Statistics 103
  Probability and Statistical Inference
 

Instructions for lab 11


Lab Objective

To gain experience with simple regressions.

Lab Procedures

Many macroeconomic studies use cross-sectional data (i.e., data from the same time frame) from countries around the world.  Of particular interest is the factors related to Gross National Product (GNP), which essentially is the amount of money the country produces from all sources.

Open the data set countries.JMP.  It contains economic data for 97 countries from around the world.  All monetary values are expressed in U.S. dollars.   The variables include:

GNP (per capita)                        the GNP divided by the number of people in the country.
Birth Rate (per 1000)                  the number of births per 1000 people in the country.
Death Rate (per 1000)                the number of deaths per 1000 people in the country.
Infant Deaths (per 1000)            the number of infant deaths per 1000 people in the country.
Life Expectancy (Males)             average age at death for men.
Life Expectancy (Females)         average age at death for women.
Region                                         Eastern European and former Soviet Union countries = 1
                                                    South American and Central American countries = 2
                                                    "Western" countries (e.g., France, Japan, USA) = 3
                                                   
Middle Eastern countries = 4
                                                    South Asian countries = 5
                                                   
African countries = 6.
Country                                       name of country.


Questions:

1.  Does a normal curve describe the distribution of per capita GNP well?  

2.  Which numerical variable has the strongest correlation with per capita GNP?  Note that "Region" is not a numerical variable (it is categorical) so correlations involving Region make no sense.

3.  a) What is the regression equation for predicting per capita GNP (Y) from birth rate (X)?
     b)  What is a typical deviation in GNPs from  the regression line?  (This is the root mean square error.)

To fit a regression line, go to Analyze - Fit Y by X.  Select "GNP" as the Y variable and "Birth Rate" as the X variable.  Once you see the scatter plot, go to the red arrow next to Bivariate Fit.   Select Fit Line.

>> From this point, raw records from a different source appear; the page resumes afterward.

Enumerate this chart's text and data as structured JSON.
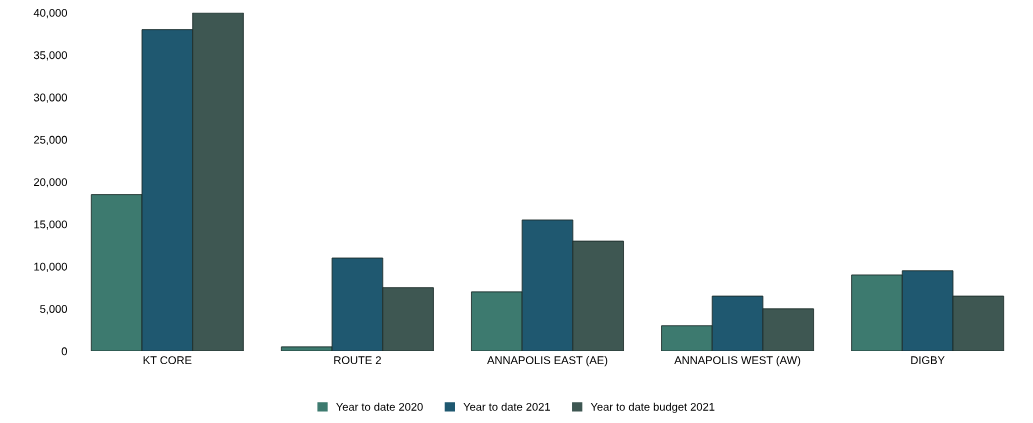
{
  "chart_data": {
    "type": "bar",
    "categories": [
      "KT CORE",
      "ROUTE 2",
      "ANNAPOLIS EAST (AE)",
      "ANNAPOLIS WEST (AW)",
      "DIGBY"
    ],
    "series": [
      {
        "name": "Year to date 2020",
        "color": "#3d7a6f",
        "values": [
          18500,
          500,
          7000,
          3000,
          9000
        ]
      },
      {
        "name": "Year to date 2021",
        "color": "#1f5870",
        "values": [
          38000,
          11000,
          15500,
          6500,
          9500
        ]
      },
      {
        "name": "Year to date budget 2021",
        "color": "#3e5752",
        "values": [
          40000,
          7500,
          13000,
          5000,
          6500
        ]
      }
    ],
    "ylim": [
      0,
      40000
    ],
    "yticks": [
      {
        "value": 0,
        "label": "0"
      },
      {
        "value": 5000,
        "label": "5,000"
      },
      {
        "value": 10000,
        "label": "10,000"
      },
      {
        "value": 15000,
        "label": "15,000"
      },
      {
        "value": 20000,
        "label": "20,000"
      },
      {
        "value": 25000,
        "label": "25,000"
      },
      {
        "value": 30000,
        "label": "30,000"
      },
      {
        "value": 35000,
        "label": "35,000"
      },
      {
        "value": 40000,
        "label": "40,000"
      }
    ],
    "grid": false,
    "legend": "bottom"
  }
}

4.   Does the plot of residuals versus the predictor suggest any violations of the regression assumptions?   Would you be willing to use this regression to predict per capita GNPs?  Justify your answers in at most two sentences.

To obtain the plot of residuals versus the predictor values, click on the red arrow next to Linear Fit, which is just below the scatter plot.  Then, select Plot Residuals.

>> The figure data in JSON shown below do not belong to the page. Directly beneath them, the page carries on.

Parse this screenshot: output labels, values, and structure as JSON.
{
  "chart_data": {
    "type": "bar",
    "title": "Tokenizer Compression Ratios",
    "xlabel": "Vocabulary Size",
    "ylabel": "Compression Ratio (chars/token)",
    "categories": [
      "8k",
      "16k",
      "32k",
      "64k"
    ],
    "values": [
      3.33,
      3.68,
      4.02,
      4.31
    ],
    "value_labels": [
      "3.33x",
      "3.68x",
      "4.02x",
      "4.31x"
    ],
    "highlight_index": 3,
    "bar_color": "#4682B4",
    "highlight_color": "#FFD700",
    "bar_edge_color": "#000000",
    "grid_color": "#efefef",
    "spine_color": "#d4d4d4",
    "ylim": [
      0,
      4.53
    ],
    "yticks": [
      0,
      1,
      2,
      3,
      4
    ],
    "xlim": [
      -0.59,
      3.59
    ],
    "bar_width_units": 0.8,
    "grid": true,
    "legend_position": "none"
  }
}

5a).  Let's do the regression using the (natural) logarithm of per capita GNP as the dependent variable.   What is the regression equation for predicting the logarithm per capita GNP (Y) from birth rate (X)? 
5b)  Does the plot of residuals versus the predictor suggest any violations of the regression assumptions?   Would you be willing to use this regression to predict logged per capita GNPs?  Justify your answers in at most two sentences.

6).  Give a 90% confidence interval for the true regression slope.  Use the t-multiplier.

7)  Are the data consistent with there being no linear relationship between log(per capita GNP)  and Birth rates?   Test the hypothesis that the slope equals zero.  Report your test statistic, p-value, and conclusion about the relationship between log(per capita GNP) and Birth rates.  Consider p-values in the .05 range as small enough to reject the null hypothesis.

8.  If a country has a birth rate of 30 people per 1000, can you use the regression equation to predict the per capita GNP?  If you think so, write down the estimated per capita GNP (take "e" raised to the predicted log(per capita GNP)).  If you think not, explain why not in at most one sentence.

9.  If a country has a birth rate of 80 people per 1000, can you use the regression equation to predict the per capita GNP?  If you think so, write down the estimated per capita GNP (take "e" raised to the predicted log(per capita GNP)).  If you think not, explain why not in at most one sentence.

10.  Can you conclude from the regression results that implementing health programs to decrease the birth rate will increase GNPs?  Explain why or why not in no more than three sentences.